We can look to Oregon for how to improve this funding model. Although focused on technology, Oregon encourages businesses to take advantage of federal funding, namely the Small Business Innovation Research and Small Business Technology Transfer programs. These programs are designed to stimulate technological innovation while providing opportunities for small businesses to conduct research and development with commercialization potential. The funding comes in 2 phases: phase 1 grants assist extremely early-stage companies in doing proof of concept studies on new technologies and are valued at nearly $150,000. Phase 2 grants aid phase 1 companies to develop commercially ready prototypes to test with their customers and are valued at approximately $1.5 million. In short, the government helps firms to develop proof of concept and deliver products or services to market.
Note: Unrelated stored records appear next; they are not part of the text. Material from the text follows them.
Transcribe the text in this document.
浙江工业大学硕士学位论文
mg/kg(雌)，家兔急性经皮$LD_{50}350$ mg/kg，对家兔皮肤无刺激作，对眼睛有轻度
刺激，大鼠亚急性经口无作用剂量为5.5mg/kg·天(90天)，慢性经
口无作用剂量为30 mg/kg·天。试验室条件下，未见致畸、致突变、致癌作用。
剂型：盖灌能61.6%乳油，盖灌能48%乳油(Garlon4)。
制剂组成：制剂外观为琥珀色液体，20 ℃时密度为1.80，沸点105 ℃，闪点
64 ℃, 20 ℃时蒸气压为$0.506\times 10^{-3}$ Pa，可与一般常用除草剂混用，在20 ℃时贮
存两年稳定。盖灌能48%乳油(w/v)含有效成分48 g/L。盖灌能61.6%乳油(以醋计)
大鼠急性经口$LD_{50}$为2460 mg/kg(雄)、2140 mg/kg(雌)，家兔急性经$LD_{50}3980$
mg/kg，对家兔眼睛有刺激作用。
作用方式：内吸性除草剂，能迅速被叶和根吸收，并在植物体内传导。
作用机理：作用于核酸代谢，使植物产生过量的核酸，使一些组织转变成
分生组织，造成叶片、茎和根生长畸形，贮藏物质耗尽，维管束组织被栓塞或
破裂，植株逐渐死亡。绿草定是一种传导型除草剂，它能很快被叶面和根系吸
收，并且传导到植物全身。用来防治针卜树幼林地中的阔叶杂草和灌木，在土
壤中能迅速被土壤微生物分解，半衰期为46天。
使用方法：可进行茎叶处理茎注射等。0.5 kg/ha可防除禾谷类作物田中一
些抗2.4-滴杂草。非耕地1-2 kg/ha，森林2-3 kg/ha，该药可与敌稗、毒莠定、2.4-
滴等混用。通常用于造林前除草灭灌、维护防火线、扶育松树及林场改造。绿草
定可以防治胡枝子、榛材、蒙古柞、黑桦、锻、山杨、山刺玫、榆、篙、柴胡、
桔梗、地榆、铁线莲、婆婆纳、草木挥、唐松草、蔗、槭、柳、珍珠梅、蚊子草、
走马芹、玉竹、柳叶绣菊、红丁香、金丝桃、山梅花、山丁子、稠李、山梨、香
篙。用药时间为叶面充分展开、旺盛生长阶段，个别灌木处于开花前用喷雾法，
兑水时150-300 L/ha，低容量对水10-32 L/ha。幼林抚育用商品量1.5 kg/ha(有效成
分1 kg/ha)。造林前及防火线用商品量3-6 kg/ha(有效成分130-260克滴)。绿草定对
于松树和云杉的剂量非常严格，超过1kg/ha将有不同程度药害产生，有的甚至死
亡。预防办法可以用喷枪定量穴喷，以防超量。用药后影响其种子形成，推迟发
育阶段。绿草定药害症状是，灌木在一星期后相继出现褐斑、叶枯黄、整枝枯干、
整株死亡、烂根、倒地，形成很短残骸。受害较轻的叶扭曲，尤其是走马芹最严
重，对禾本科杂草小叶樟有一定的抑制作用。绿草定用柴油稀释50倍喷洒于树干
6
Canada could leverage this model by financially support SMEs in researching the market they want to enter and fully develop a concept for their product or service. This could be followed by funding for trial periods. The idea is to provide Black businesses with enough funding and competency to perform in their industry and withstand economic and industry related shocks. This might give Black businesses the breathing room to successfully scale to the point where VC becomes feasible.

This isn’t an overarching solution to business growth in the Black community. But the key message is that Black people shouldn’t have to build businesses and manoeuvre through entrepreneurship alone, even if some believe that they shouldn’t rely on a system that has excluded them. My perspective is that Black businesses should be able to benefit from government and private sector support, just as non-racialized groups have. But to do this, they must be prepared in the same fashion.